Beijing Leads with New Research Institute
On 3 June, the Beijing Economic and Technological Development Area announced the launch of the Beijing Space Intelligent Computing Research Institute, tasked with building a national space computing innovation hub. It will spearhead breakthroughs in radiation-hardened on-board chips, inter-satellite laser communications and high-efficiency thermal control, while accelerating in-orbit verification and constellation-scale deployment of computing satellites. The institute aims to build a complete industrial chain of “constellation + terminals + services” and develop self-reliant, secure technical standards for space computing.
National Collaboration Bodies Formed
On 29 May, the National Supercomputing Tianjin Center and multiple partners established the Space Digital Infrastructure Joint Research Consortium at the 2026 World Intelligent Industry Expo. The consortium targets modular scalable computing payloads, domestically produced high-performance space chips, in-orbit intelligent management and space software stacks, alongside energy-thermal integration and flexible solar array technologies.
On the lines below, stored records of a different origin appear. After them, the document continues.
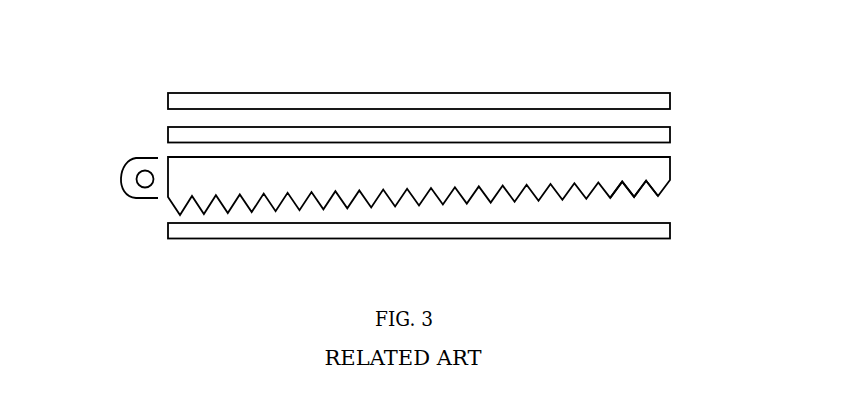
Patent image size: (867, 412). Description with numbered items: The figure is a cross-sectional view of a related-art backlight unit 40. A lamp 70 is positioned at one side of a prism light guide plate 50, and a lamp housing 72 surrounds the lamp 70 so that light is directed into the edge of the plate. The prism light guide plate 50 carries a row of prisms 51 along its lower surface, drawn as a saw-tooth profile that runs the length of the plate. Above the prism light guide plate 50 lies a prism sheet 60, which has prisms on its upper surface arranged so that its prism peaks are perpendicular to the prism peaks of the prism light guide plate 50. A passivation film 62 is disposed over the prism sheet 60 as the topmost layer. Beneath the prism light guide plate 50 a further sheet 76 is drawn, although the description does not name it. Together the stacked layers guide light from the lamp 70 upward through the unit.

The backlight unit 40 is at (682, 56).
The prism light guide plate 50 is at (638, 167).
The prisms 51 is at (658, 191).
The prism sheet 60 is at (638, 131).
The passivation film 62 is at (638, 96).
The lamp 70 is at (136, 179).
The lamp housing 72 is at (126, 170).
The reflection sheet 76 is at (638, 227).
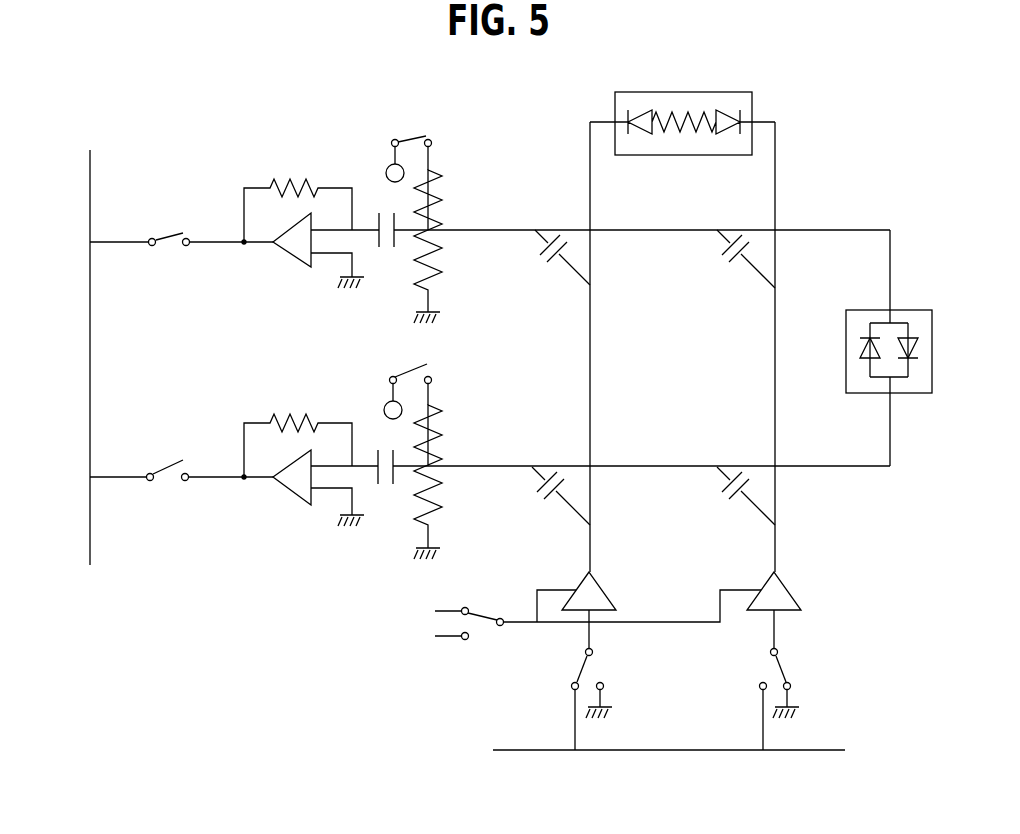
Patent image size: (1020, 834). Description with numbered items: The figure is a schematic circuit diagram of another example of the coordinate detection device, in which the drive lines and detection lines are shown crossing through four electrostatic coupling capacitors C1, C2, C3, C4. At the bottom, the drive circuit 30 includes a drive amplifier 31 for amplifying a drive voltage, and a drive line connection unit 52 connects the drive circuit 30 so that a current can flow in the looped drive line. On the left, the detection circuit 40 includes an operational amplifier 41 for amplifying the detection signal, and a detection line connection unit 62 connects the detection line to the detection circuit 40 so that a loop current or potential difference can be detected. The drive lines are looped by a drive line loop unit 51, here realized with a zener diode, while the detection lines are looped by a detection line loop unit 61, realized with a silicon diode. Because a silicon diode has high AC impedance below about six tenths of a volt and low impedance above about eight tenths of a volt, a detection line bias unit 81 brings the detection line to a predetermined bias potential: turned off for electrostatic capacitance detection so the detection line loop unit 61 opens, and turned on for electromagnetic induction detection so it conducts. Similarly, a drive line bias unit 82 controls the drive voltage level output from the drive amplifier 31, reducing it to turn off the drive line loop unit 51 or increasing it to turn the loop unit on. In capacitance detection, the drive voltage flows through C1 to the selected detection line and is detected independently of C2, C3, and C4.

The drive circuit 30 is at (511, 748).
The drive amplifier 31 is at (795, 585).
The detection circuit 40 is at (90, 532).
The operational amplifier 41 is at (318, 169).
The drive line loop unit 51 is at (752, 97).
The drive line connection unit 52 is at (778, 662).
The detection line loop unit 61 is at (920, 393).
The detection line connection unit 62 is at (169, 236).
The detection line bias unit 81 is at (452, 183).
The drive line bias unit 82 is at (447, 648).
The electrostatic coupling capacitor C1 is at (562, 265).
The electrostatic coupling capacitor C2 is at (746, 265).
The electrostatic coupling capacitor C3 is at (561, 504).
The electrostatic coupling capacitor C4 is at (746, 504).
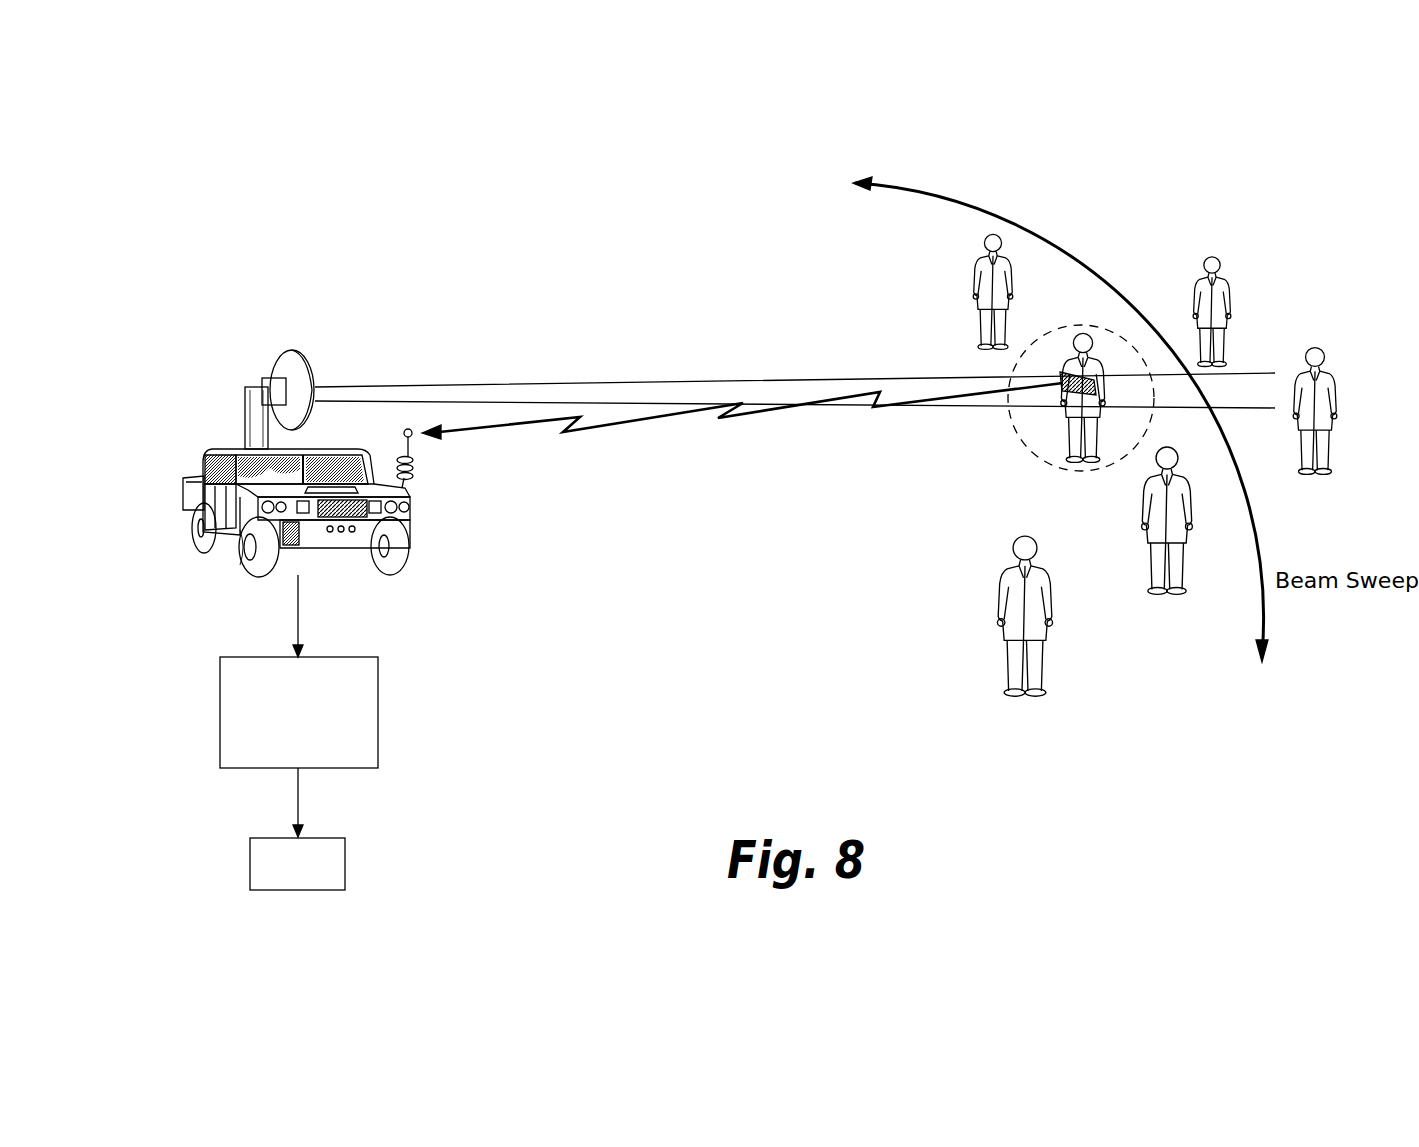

The same day, Shijingshan District in Beijing hosted the Super Computing Sky Evolution Ecological Conference, unveiling the Super Computing Space Computing Industry Alliance and launching the Super Computing No.1 satellite. The alliance comprises technical and application layers, bringing together aerospace research institutes and universities to advance core technologies and scale industrial use cases. The launch marks the initial formation of a closed-loop ecosystem integrating R&D and real-world deployment.

Cross-Industry Alliances Expand Ecosystem
Industrial momentum is broadening beyond traditional aerospace players. On 2 June, the photovoltaic sector set up the Space Energy Development Alliance, extending competition from terrestrial to orbital environments. On 3 June, the China Computer Industry Association Space Computing Committee was inaugurated in Beijing, drawing over 100 member organisations spanning radiation-hardened chips, space computing equipment, power systems, data transmission, constellation infrastructure and launch services.
Progress and Technical Challenges
China’s space computing sector is in an early stage but leads globally in engineering practice and commercial rollout. Projects such as the Three-Body Computing Constellation and Galaxy Aerospace Lingxi-03 have made advances in computing, energy and communications. Current efforts centre on transitioning from constellation deployment to application validation, with on-board AI chips completing in-orbit inference tests.
Key technical hurdles remain, including radiation tolerance of space-grade AI chips, inter-satellite laser communication speeds, liquid cooling in vacuum, and in-orbit assembly and maintenance. Despite persistent challenges in power consumption, heat dissipation and cost, substantial investment, rapid industrial uptake and standardisation efforts are propelling space computing from laboratory demonstrations toward full infrastructure deployment.
Future Outlook
Over the coming years, China will continue to build research institutes, joint bodies and industrial alliances, advancing core technology breakthroughs and constructing a self-reliant space computing ecosystem. By scaling constellation deployment and expanding use cases across Earth observation, emergency response and marine monitoring, the country will strengthen its position in the global space computing landscape and support the high-quality development of the digital economy.